This past week, on the recommendation of a friend, I embarked on the journey of building Linux From Scratch. LFS (as I’ll affectionately refer to it) is a book that walks a user through the process of compiling an entire base Linux system by hand. I’d like to share my experience with my first time going through this with LFS 7.6.

Why?

This is an excellent question, especially since there are distributions that offer nearly all the same benefits of LFS but in much more convenient packages.

The back story is that recently I’ve been a bit more curious what’s going on under the hood of my computer. One afternoon I went through the process of installing and configuring Arch Linux via it’s beginners guide, a process I found educational. Later that evening when hanging out with my friend Erik Jensen, I related my experience installing Arch and asked his advice getting started with Gentoo. After Arch, I figured Gentoo would be the next step in learning about Linux.

Instead of pointing me toward a specific guide or wiki, Erik immediately recommended that I instead go through Linux From Scratch. To paraphrase his explanation:

You should really do Linux From Scratch before you get started with Gentoo. Gentoo is complicated and can be frustrating. But if you do Linux From Scratch, you’ll learn a lot more about how Linux works and gain a greater appreciation for the automation and convenience that Gentoo does provide.

Wise words Erik! After going through LFS, I’m so glad it was recommended to me; so many questions about OSS, the Linux kernel, and operating systems in general, have been answered by this process.

Now, Beyond Linux From Scratch here I come!

Notes

These are notes on the Linux From Scratch process, intended to help out those who may also want to go through the process.

Advice

Take it one step at a time

If you where to print out the entire LFS book, it would be 354 pages long (from the PDF version). It’s a daunting process, and it can seem unendingly long. Fear not! LFS is broken down into small, easy to tackle tasks with explanations that will ease you through every step of the way. This isn’t to say it won’t take a long time; it took me approximately 5 days to get to a point where I could boot into my LFS system, and that’s spending several hours per day tiptoeing through the process. But if you follow each step, you’ll move through it faster than you thought!
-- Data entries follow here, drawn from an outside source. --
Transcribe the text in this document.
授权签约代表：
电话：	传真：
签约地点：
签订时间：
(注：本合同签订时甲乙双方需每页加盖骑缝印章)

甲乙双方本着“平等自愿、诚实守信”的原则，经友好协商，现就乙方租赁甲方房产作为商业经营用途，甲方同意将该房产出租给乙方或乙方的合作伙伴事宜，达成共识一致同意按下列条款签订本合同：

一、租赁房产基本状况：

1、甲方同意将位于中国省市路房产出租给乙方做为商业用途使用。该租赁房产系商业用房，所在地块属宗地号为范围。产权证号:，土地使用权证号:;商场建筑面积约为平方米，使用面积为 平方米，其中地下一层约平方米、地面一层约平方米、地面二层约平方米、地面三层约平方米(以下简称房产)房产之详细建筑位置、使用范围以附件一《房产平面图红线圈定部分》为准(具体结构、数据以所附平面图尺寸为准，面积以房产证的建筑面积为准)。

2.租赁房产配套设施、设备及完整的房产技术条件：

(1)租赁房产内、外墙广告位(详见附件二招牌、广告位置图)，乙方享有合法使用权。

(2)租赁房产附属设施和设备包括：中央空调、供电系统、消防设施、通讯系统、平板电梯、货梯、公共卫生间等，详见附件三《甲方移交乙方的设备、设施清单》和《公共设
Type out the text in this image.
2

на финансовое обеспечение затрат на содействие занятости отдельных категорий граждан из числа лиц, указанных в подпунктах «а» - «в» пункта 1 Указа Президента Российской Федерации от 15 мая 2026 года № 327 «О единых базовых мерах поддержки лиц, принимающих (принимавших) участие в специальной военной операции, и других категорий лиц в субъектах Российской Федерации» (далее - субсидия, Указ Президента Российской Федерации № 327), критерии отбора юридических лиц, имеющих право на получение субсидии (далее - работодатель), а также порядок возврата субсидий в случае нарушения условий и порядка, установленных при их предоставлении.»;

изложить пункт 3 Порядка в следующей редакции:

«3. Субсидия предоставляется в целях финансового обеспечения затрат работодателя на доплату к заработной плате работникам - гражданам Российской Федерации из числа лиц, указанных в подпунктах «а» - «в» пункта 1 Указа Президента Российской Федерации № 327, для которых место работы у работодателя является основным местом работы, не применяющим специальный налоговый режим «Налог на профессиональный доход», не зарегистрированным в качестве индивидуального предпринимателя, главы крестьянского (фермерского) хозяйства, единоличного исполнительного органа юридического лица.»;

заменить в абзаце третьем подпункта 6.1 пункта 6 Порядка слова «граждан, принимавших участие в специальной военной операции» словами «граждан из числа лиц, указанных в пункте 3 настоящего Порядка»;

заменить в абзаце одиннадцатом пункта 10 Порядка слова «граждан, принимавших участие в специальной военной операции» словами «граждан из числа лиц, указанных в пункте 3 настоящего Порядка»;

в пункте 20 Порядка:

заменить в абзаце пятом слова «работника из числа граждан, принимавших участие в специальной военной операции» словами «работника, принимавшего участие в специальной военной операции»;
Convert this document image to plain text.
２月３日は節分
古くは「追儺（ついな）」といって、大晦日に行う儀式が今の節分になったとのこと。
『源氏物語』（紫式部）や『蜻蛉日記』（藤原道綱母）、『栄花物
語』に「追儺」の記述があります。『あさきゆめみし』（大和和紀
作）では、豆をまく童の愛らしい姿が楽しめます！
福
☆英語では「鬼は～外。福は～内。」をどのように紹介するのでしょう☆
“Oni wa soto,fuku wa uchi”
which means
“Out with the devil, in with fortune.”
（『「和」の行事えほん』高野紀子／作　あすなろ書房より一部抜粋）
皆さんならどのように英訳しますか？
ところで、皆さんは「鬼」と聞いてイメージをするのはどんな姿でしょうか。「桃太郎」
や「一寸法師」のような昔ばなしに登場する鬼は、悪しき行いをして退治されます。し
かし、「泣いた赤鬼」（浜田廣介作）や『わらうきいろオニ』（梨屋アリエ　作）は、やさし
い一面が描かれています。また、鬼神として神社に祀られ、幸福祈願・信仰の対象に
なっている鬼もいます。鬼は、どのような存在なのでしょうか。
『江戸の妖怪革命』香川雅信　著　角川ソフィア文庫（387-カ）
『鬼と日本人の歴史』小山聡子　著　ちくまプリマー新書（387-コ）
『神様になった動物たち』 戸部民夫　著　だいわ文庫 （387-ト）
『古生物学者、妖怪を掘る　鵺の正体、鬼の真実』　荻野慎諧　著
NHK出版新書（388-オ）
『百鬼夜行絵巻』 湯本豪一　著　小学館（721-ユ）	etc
Though that brings me to my next point:

Read the whole thing!

The LFS book is one of the best learning resources you’ll ever use; read every part of it! Every question you may have about a step or process will be answered, as well as many questions you didn’t know you had. But thoroughly reading each step will ensure nothing goes wrong and you’ll learn as much as possible.

Host System

The way LFS works, you will initially need a “host” system with the necessary tools to begin building Linux From Scratch. There is a list of host system requirements (this link is specific to LFS 7.6), but that doesn’t do you much good if you don’t know any distros that immediately fulfill those requirements.

On my first attempt, I installed Arch on a flash drive, then booted off that flash drive on the laptop I was using to install LFS. Everything went fine till I had to compile GCC, which kept erroring out. It turns out that Arch uses the absolute latest version of the GCC compiler when you install GCC. That meant I had the GCC-4.9.1 pre-release version, a version which LFS explicitly warns you against using. My Arch install fulfilled every other requirement for a host system, but this one I could not work around.

My final solution was to ditch Arch and install Ubuntu Server on my thumb drive, then install all the required tools onto that.

This ended up working out really well, since I could SSH into my host system (Ubuntu Server installed on a thumb drive running on the laptop I was trying to install LFS on) and issue commands from my desktop. By SSHing in, I was able to proceed much faster since I could copy and paste complicated configuration parameters straight from the guide into the command line, as well as use other SSH sessions to do things like double check a prior step while the current step was compiling. I’d recommend this process of SSHing into the host to anyone looking to do LFS.